People are living too long.. I hope to die age 82-85

Anonymous
Anonymous wrote:
Anonymous wrote:
Anonymous wrote:
Anonymous wrote:
Anonymous wrote:
Anonymous wrote:I think if you are wishing for her death, it is time to put your mother in a nursing home paid by Medicare even if it is not common in your culture.


I spent the last two years being a respite caregiver to a mid 90s woman who was being cared for in her elderly (70ish) daughter's home. Daughter was a nurse by profession so very well skilled for the tasks required.

They BOTH wished for her death, and talked about it fairly frequently. It was not an abusive situation at all. She was adored by her whole family including two generations of grandkids she'd helped raised before becoming infirm. They grieved her death but also celebrated it, because she spoke every single day of the last 5+ years of her life about her desperate wish that God would take her.

I've been doing eldercare for nearly a decade now, much of it hospice status and many hospice clients who lingered for years - doctors can say your condition might kill you in six months, but that means nothing to mother nature.

Life gets very difficult when you are barely mobile, stuck in chairs and beds and needing somebody else to wipe your anus while having lost most of the bodily function that would allow you to participate in any of the life activities you used to love.

We should have MAID in the USA, everywhere.


I am curious, several posters have mentioned elderly people stopping their meds. It does seem unlikely that most people living that long are doing so without statins, etc. Was that woman on medications? Does going off them late in life hasten death? Is the option to just never start taking them and late nature take its course? Some of us were meant to live long lives of quality, while others not. I am in my mid-50s and started taking BP meds a couple of years ago and sometimes I wonder if I should just not and let my end come when it's meant to. I do not want to get to an age and condition that makes my kids dread being around me, the same way I feel about my mother now. She was a loving mother who I adored when I was a child. But my entire adult life has felt like I am dealing with a child and I cannot stand it. I don't want my kids to feel that way about me.


DP
I am 47 and on BP meds. My plan is to stop taking them once kid is about 25 which is on 12 years. It’s the age where I feel my death won’t deprive him of much.
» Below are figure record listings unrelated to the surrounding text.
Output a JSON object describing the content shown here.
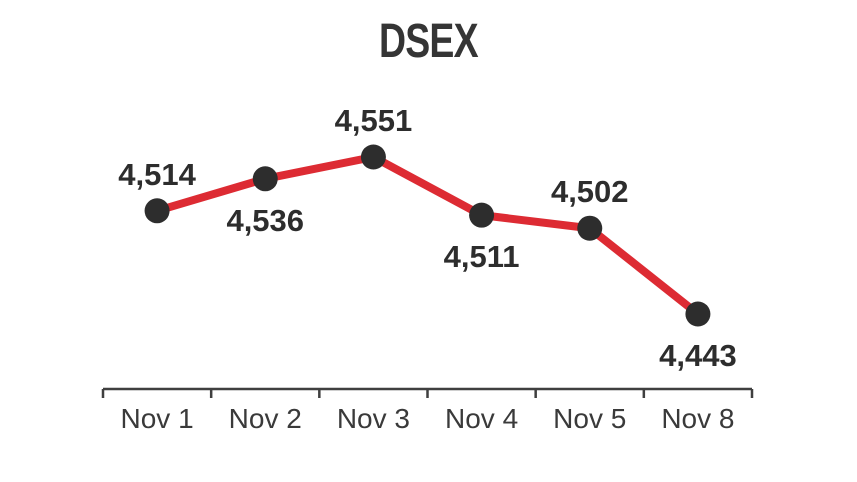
{
  "chart_data": {
    "type": "line",
    "title": "DSEX",
    "categories": [
      "Nov 1",
      "Nov 2",
      "Nov 3",
      "Nov 4",
      "Nov 5",
      "Nov 8"
    ],
    "values": [
      4514,
      4536,
      4551,
      4511,
      4502,
      4443
    ],
    "point_labels": [
      "4,514",
      "4,536",
      "4,551",
      "4,511",
      "4,502",
      "4,443"
    ],
    "label_positions": [
      "above",
      "below",
      "above",
      "below",
      "above",
      "below"
    ],
    "xlabel": "",
    "ylabel": "",
    "ylim": [
      4443,
      4551
    ],
    "grid": false,
    "legend": "none",
    "colors": {
      "line": "#dd2b33",
      "marker": "#2d2d2d",
      "value_label": "#2d2d2d",
      "axis": "#3f3f3f",
      "axis_label": "#3a3a3a",
      "title": "#353535",
      "background": "#ffffff"
    }
  }
}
It doesn't make any sense to quit taking hypertension drugs in your late 50s. Late 70s, sure.


Even then… having a stroke and being incapacitated for years would be among the worst ways to go.
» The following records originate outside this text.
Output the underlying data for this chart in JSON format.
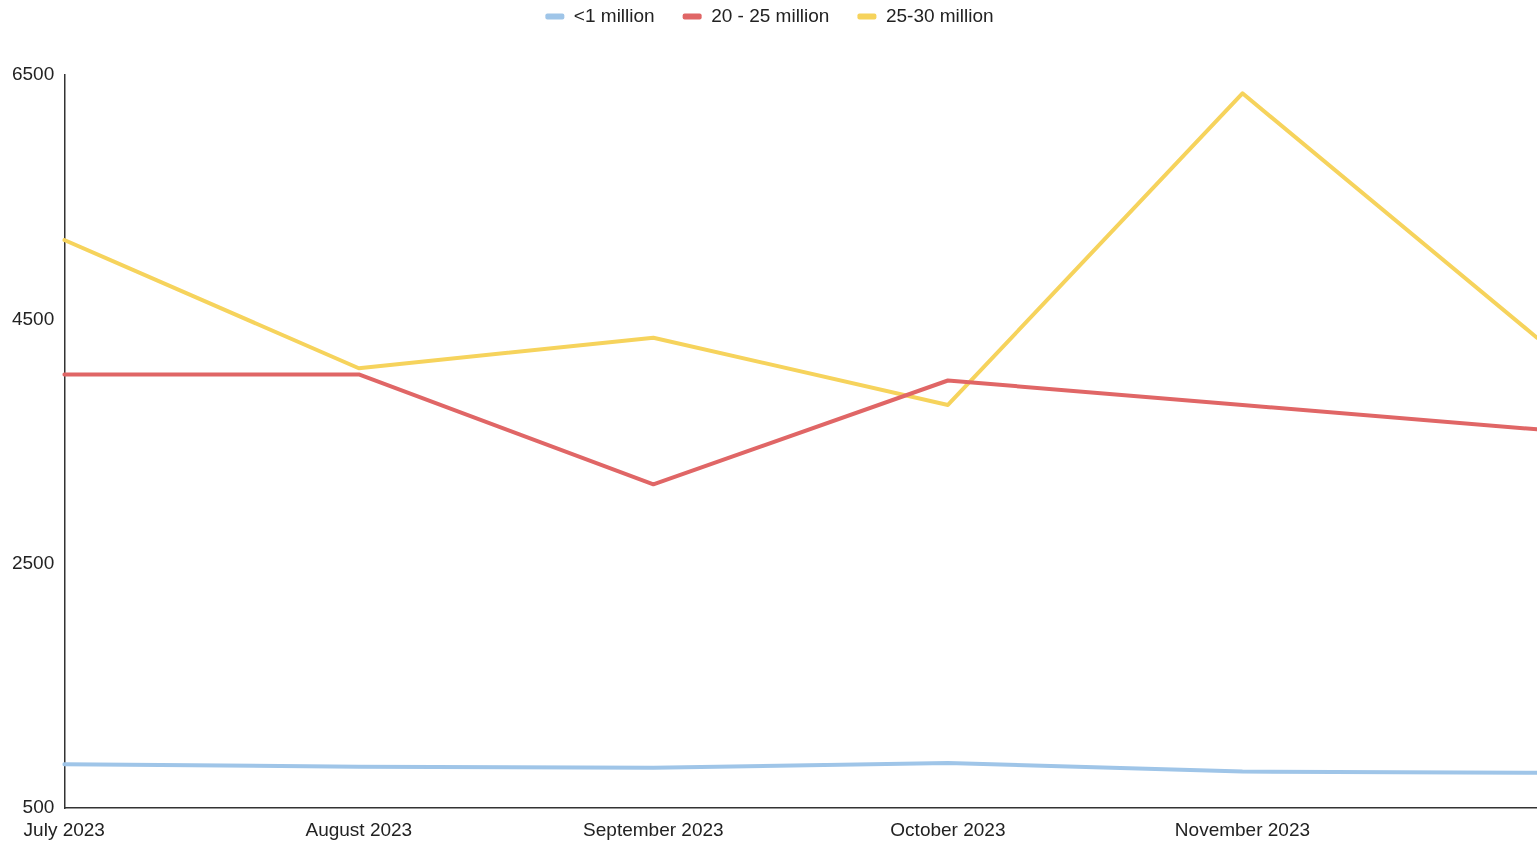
{
  "chart_data": {
    "type": "line",
    "categories": [
      "July 2023",
      "August 2023",
      "September 2023",
      "October 2023",
      "November 2023",
      null
    ],
    "series": [
      {
        "name": "<1 million",
        "color": "#9fc5e8",
        "values": [
          860,
          840,
          830,
          870,
          800,
          790
        ]
      },
      {
        "name": "20 - 25 million",
        "color": "#e06666",
        "values": [
          4050,
          4050,
          3150,
          4000,
          3800,
          3600
        ]
      },
      {
        "name": "25-30 million",
        "color": "#f6d35c",
        "values": [
          5150,
          4100,
          4350,
          3800,
          6350,
          4350
        ]
      }
    ],
    "ylim": [
      500,
      6500
    ],
    "yticks": [
      500,
      2500,
      4500,
      6500
    ],
    "grid": false,
    "legend": "top",
    "marker": "none",
    "line_style": "solid"
  }
}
Dealing with this now- my mom has afib and is on blood thinners. She has chronic pain but her body doesn’t tolerate any narcotics. Anti-inflammatories work but they can cause stomach ulcers. Stomach ulcers plus blood thinners equals internal bleeding leading to a drop in blood pressure and a fall (just went down this road). So do we discontinue the anti-inflammatory or the blood thinners? There are no other pain reduction options aside from Tylenol which does barely anything. But stroke could lead to total incapacitation. The flip side is chronic pain that can’t be medicated. Getting old can really, really suck.
Anonymous
Anonymous wrote:I agree. I have no desire to keep going once my body deteriorates to the point that I am 1)in constant pain 2)cannot bathroom/dress/eat without assistance. That's not a life worth living to me.
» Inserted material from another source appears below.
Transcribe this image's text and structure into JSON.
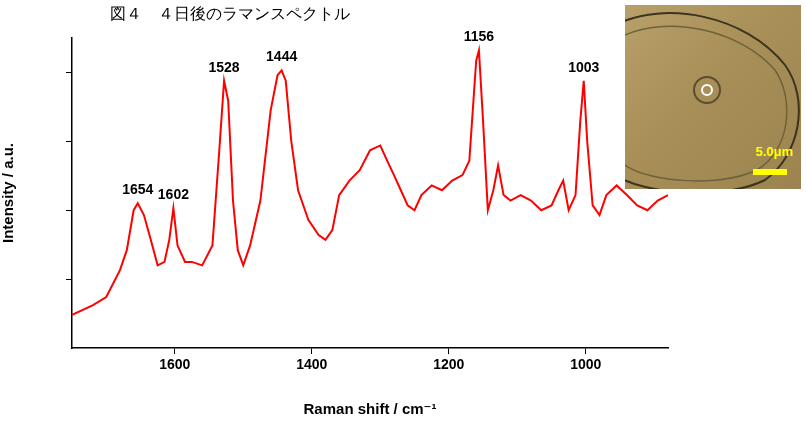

This is my mom and she’d agree. I wish I could help her. During her lucid moments she’ll tell anyone who cares to listen how she doesn’t want to be here anymore. She’s still on some medications that assist with things like controlling her blood pressure and I’ve really struggled with the idea to stop those medicines. I don’t think I have the guts. I don’t want to play God and I think the guilt of the potential outcome would be so much worse than just keeping her on those drugs and eventually down the long, long road letting nature take its course. It’s a moral dilemma.
Anonymous
Anonymous wrote:
Anonymous wrote:I agree. I have no desire to keep going once my body deteriorates to the point that I am 1)in constant pain 2)cannot bathroom/dress/eat without assistance. That's not a life worth living to me.


This is my mom and she’d agree. I wish I could help her. During her lucid moments she’ll tell anyone who cares to listen how she doesn’t want to be here anymore. She’s still on some medications that assist with things like controlling her blood pressure and I’ve really struggled with the idea to stop those medicines. I don’t think I have the guts. I don’t want to play God and I think the guilt of the potential outcome would be so much worse than just keeping her on those drugs and eventually down the long, long road letting nature take its course. It’s a moral dilemma.


Difficult. But keeping her on the medications is playing God every bit as much as stopping them. Probably more.
Anonymous
Like everything else, those with black and white opinions, who think the answer is easy, have not dealt with it themselves. Good luck when your time comes, I'm sure you'll realize it's a terrible situation with no easy answers.